Siracusa, martedì 16 gennaio. Il palazzo dell’Istituto Nazionale del Dramma Antico straborda. Fuori sta un nutrito gruppo di studenti del Corso di Laurea di Scienze dei Beni Culturali. Chiedo se sono lì per la conferenza. “La lezione” mi risponde uno tra i tanti. C’è altra gente fuori, e dentro è ancora peggio: le scale sono piene e lo spazio antistante la sala dove sta per iniziare la “lezione” è stracolmo. La gente si domanda dove sedersi perché, difatti, la sala è piena. I posti a sedere sono tutti occupati e anche quelli in piedi. Mi siedo a terra nel corridoio centrale e la conferenza ha inizio. Prima le introduzioni di rito, il presidente del consorzio Archimede, S. Baio, poi il sindaco G. Bufardeci, poi, finalmente Valerio Massimo Manfredi. È a Siracusa per un seminario, “Rapporto tra il mondo classico e le forme di comunicazione”.
Manfredi precisa che prima di iniziare la sua conferenza sul tiranno Dionisio il grande, dovrà concludere l’ultima lezione per i ragazzi di Scienze dei B.B.C.C. e, quindi inizia a parlare del rapporto tra il cinema e il mondo classico, di come quest’ultimo sia stato raccontato in modo a volte sublime, a volte disastroso, ma sempre attraverso letture “ideologiche”, parla di due film di cui ha curato la sceneggiatura: “L’ultima legione”, tralaltro da un suo romanzo, prodotto da Dino De Laurentis, uscita prevista a marzo e “Memorie di Adriano” dal libro di Marguerite Yourcenar, prodotto dal siciliano Enzo Peri.

Sono le 18:08 e lo scrittore inizia a parlare del “suo” Dionisio il grande. Fa una breve, ma illuminante, premessa riguardo il rapporto tra la letteratura e la storia, contrappone Omero a Tucidide, racconta di come per quest’ultimo la storia sia autopsia, e di come lo storico sia quindi “colui che sa perché ha visto”. E qui Manfredi alza il tono dicendo che Tucidide “ha torto marcio”, perché Omero è nella storia, ciò che dice non è vero ma è storia. “Omero non è mito ma epica”, e spiega di come lo scrittore, quale egli stesso è, attraverso il racconto di fatti accaduti, deformati e non più riconoscibili, vuole comunicare emozioni.
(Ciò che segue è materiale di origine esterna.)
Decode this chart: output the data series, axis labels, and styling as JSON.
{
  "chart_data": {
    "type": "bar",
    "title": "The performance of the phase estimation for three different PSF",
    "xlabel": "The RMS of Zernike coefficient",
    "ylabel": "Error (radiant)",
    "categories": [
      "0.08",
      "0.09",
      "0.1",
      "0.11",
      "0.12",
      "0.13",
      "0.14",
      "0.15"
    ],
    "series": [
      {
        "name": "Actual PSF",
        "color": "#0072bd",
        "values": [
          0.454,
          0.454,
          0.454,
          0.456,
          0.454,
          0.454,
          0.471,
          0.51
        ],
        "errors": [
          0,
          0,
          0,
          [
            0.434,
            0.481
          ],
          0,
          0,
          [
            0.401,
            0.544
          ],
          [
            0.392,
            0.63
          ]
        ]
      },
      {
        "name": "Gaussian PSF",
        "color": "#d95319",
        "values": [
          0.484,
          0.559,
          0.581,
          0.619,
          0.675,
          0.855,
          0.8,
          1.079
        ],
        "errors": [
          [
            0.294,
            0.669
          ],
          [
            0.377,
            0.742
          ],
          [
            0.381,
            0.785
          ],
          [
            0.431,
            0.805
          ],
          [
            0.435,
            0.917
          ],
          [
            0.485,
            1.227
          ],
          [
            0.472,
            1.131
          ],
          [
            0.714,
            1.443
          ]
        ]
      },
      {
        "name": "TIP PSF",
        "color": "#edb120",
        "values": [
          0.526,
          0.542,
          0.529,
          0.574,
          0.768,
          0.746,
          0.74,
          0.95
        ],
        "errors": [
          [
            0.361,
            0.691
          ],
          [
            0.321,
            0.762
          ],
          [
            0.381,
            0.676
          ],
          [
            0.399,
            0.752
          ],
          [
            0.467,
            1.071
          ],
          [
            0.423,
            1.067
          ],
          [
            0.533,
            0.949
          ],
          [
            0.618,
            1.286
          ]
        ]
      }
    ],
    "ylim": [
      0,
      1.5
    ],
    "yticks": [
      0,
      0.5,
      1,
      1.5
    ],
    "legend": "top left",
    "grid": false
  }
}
Mentre la storia procede per problemi la letteratura procede per emozioni. Dove lo storico non ha abbastanza fonti e non può tirare delle conclusioni, tace. Lì lo scrittore continua, riuscendo a veicolare attraverso le emozioni, dei messaggi. Del resto, dice: “lo storico ha un suo essere oggettivo che è assolutamente soggettivo”. A questo punto riprende la narrazione “emozionale” del suo Dionisio, dalla eclissi di luna del 27 agosto del 413 a.C., che segna la sconfitta degli ateniesi contro Siracusa, passando per una serie di eventi reali, e supposte reazioni emotive del giovane Dionisio, attraverso la maturazione ideologica, politica e umana del futuro tiranno. Valerio Massimo Manfredi ci descrive quello che gli storici non ci regaleranno mai: l’uomo, le sue passioni, le sue emozioni.

Peccato per il cellulare che squilla proprio dieci minuti prima della conclusione, alle 18:52, mentre lo scrittore fa una veloce virata sul mondo politico e i Leghisti di Bossi e sulla loro scelta di far risalire le proprie radici ai Celti.
Proprio quei Celti che Dionisio aveva scelto come soldati al mercato di Ancona e che aveva indissolubilmente legato alla Sicilia attraverso il mito di Galatea ed Aci. Manfredi sorride e dice “l’ignoranza uccide più che la spada”.